Кир утомленно вздохнул.
— Кто бы сказал мне, отчего я трачу столько…
— Кир. — Марк подошел к нему и посмотрел прямо в глаза, не испугавшись вспышек грозовой ночи. — Ты нам нужен. Погиб человек и мы должны узнать, почему. Без тебя ничего не выйдет. Пожалуйста. Будь умницей, хоть сейчас.
И это подействовало. Глаза Кира потеплели. Гроза прошла, оставив после себя безмятежную гладь солнечного дня. Даже черты в это мгновенье как-то изменились, сгладились. Кир улыбнулся — не презрительно, не высокомерно, не как обычно.
«Как иногда мало надо для счастья», — подумала я, исподтишка наблюдая за этой сменой эмоций на знакомом лице. Впрочем, поймав мой взгляд, Кир беззвучно фыркнул и отвернулся.

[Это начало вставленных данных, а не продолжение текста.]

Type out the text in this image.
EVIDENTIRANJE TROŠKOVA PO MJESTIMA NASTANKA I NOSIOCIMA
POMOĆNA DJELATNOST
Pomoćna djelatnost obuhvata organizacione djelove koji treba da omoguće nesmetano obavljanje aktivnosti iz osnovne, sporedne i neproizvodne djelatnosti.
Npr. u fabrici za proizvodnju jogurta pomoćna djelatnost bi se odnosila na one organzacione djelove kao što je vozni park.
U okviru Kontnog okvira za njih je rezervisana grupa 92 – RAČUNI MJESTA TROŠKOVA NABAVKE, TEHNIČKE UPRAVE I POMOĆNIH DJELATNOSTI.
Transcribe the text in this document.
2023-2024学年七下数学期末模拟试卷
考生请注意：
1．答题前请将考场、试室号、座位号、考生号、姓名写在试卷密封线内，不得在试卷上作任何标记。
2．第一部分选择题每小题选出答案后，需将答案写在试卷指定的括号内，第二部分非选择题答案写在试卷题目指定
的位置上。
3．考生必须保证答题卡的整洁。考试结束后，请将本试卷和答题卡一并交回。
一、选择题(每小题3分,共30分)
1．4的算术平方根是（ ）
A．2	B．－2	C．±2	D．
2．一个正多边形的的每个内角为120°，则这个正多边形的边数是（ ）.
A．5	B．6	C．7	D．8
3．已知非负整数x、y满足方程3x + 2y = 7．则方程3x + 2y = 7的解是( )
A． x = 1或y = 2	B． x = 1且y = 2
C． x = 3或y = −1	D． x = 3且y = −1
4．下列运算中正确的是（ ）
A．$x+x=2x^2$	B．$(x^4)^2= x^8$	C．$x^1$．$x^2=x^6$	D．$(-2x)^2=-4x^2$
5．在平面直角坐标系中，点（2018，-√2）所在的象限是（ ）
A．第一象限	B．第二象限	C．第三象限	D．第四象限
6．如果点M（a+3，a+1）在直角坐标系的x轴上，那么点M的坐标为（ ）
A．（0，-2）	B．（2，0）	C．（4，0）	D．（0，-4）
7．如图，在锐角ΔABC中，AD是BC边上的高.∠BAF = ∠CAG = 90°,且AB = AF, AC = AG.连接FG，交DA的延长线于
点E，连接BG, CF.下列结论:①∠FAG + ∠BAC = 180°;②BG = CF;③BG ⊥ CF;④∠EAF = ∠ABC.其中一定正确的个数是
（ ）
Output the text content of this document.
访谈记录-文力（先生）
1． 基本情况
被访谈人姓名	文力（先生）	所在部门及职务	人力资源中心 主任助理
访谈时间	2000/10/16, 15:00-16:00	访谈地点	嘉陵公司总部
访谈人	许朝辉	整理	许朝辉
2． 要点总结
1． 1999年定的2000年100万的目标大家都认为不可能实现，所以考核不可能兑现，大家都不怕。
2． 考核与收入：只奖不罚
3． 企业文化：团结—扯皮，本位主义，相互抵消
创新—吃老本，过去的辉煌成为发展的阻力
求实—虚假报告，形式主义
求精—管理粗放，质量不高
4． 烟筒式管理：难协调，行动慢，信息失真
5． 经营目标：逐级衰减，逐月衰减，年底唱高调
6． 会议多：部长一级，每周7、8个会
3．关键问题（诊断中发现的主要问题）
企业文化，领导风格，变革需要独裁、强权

— Да что уж… — пробормотал он смущенно, отчаянно стараясь говорить безразлично. — Я и так начал… Договорить дайте, неучи. В общем, стандартные связи церебруса у него настроены как обычно. Контуры линейных выводов и все такое. Но у него… как бы сказать… в общем, у вашего остолопа куда объемнее глубина мышления. Понятно?
— Не совсем.
— Там, где обычный серв видит цепочку — действие-последствия — Ланселот ощущает объем, вариативность поведения. В некотором роде он… звучит, конечно, глупо, но он разумен.
В столовой не было даже часов, которые своим размеренным тиканьем заполнили бы образовавшуюся пустоту. Я глядела на Марка, Марк глядел на меня, а Кир глядел в пол.
— У него есть разум? — осторожно уточнила я. Прозвучало нелепо, по-детски, но Кир не отпустил какую-нибудь остроту на этот счет.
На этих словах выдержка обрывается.